Op: «E quale è la materia della sua riflessione, se è lecito chiederlo?»
Pa: «Stavo riflettendo sulla fiducia».
Op: «E perché mai questo la preoccupa?»
Pa: «Ecco, pensavo alla crisi che incombe su di noi. Uno dei suoi aspetti essenziali è appunto la fiducia. Una fiducia reciproca che, al di là delle dichiarazioni, c’è e non c’è».
Op: «Lei parla di fiducia tra Paesi diversi?»

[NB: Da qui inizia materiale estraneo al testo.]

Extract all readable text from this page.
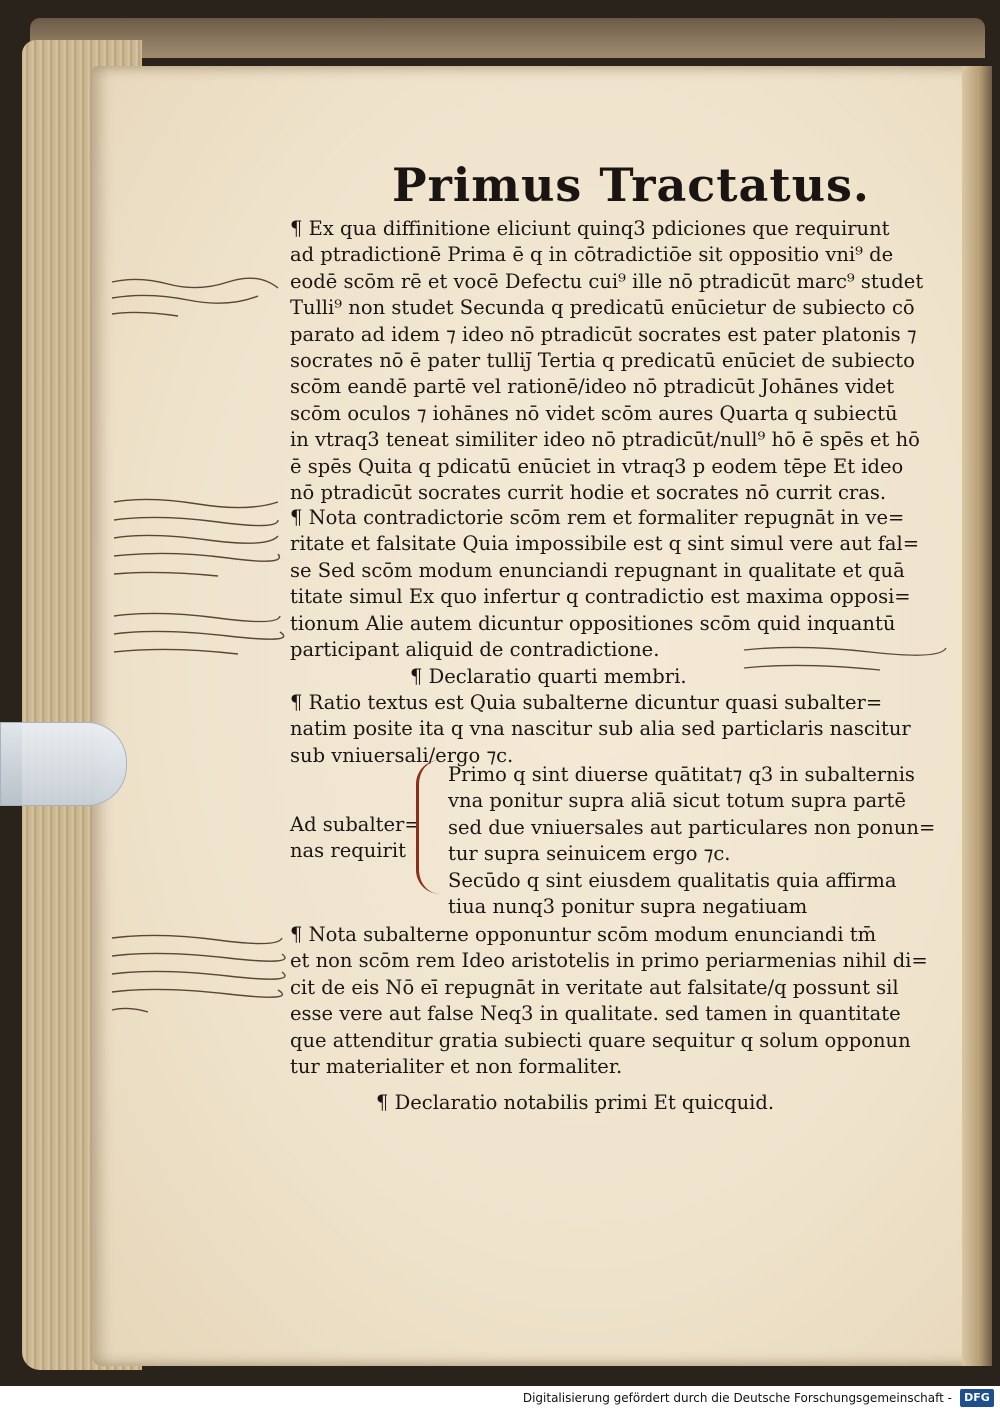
Primus Tractatus.
¶ Ex qua diffinitione eliciunt quinq3 pdiciones que requirunt
ad ptradictionē Prima ē q in cōtradictiōe sit oppositio vni⁹ de
eodē scōm rē et vocē Defectu cui⁹ ille nō ptradicūt marc⁹ studet
Tulli⁹ non studet Secunda q predicatū enūcietur de subiecto cō
parato ad idem ⁊ ideo nō ptradicūt socrates est pater platonis ⁊
socrates nō ē pater tulliȷ̄ Tertia q predicatū enūciet de subiecto
scōm eandē partē vel rationē/ideo nō ptradicūt Johānes videt
scōm oculos ⁊ iohānes nō videt scōm aures Quarta q subiectū
in vtraq3 teneat similiter ideo nō ptradicūt/null⁹ hō ē spēs et hō
ē spēs Quita q pdicatū enūciet in vtraq3 p eodem tēpe Et ideo
nō ptradicūt socrates currit hodie et socrates nō currit cras.
¶ Nota contradictorie scōm rem et formaliter repugnāt in ve=
ritate et falsitate Quia impossibile est q sint simul vere aut fal=
se Sed scōm modum enunciandi repugnant in qualitate et quā
titate simul Ex quo infertur q contradictio est maxima opposi=
tionum Alie autem dicuntur oppositiones scōm quid inquantū
participant aliquid de contradictione.
¶ Declaratio quarti membri.
¶ Ratio textus est Quia subalterne dicuntur quasi subalter=
natim posite ita q vna nascitur sub alia sed particlaris nascitur
sub vniuersali/ergo ⁊c.
Ad subalter=
nas requirit
Primo q sint diuerse quātitat⁊ q3 in subalternis
vna ponitur supra aliā sicut totum supra partē
sed due vniuersales aut particulares non ponun=
tur supra seinuicem ergo ⁊c.
Secūdo q sint eiusdem qualitatis quia affirma
tiua nunq3 ponitur supra negatiuam
¶ Nota subalterne opponuntur scōm modum enunciandi tm̄
et non scōm rem Ideo aristotelis in primo periarmenias nihil di=
cit de eis Nō eī repugnāt in veritate aut falsitate/q possunt sil
esse vere aut false Neq3 in qualitate. sed tamen in quantitate
que attenditur gratia subiecti quare sequitur q solum opponun
tur materialiter et non formaliter.
¶ Declaratio notabilis primi Et quicquid.
Digitalisierung gefördert durch die Deutsche Forschungsgemeinschaft -	DFG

Pa: «Sì, anche se… il fatto è che la globalizzazione complica tutto estendendo l’intreccio di rapporti e di interdipendenze fino a chi è lontanissimo da noi, però anche nella sostanza molto simile, e quindi, per entrambi i motivi, scarsamente affidabile»
Op: «Percepisco nelle sue parole una vena pessimistica»
Pa: «Non si tratta di essere pessimisti o ottimisti. Questa crisi è un’incognita. E’ una situazione completamente nuova, senza paragoni».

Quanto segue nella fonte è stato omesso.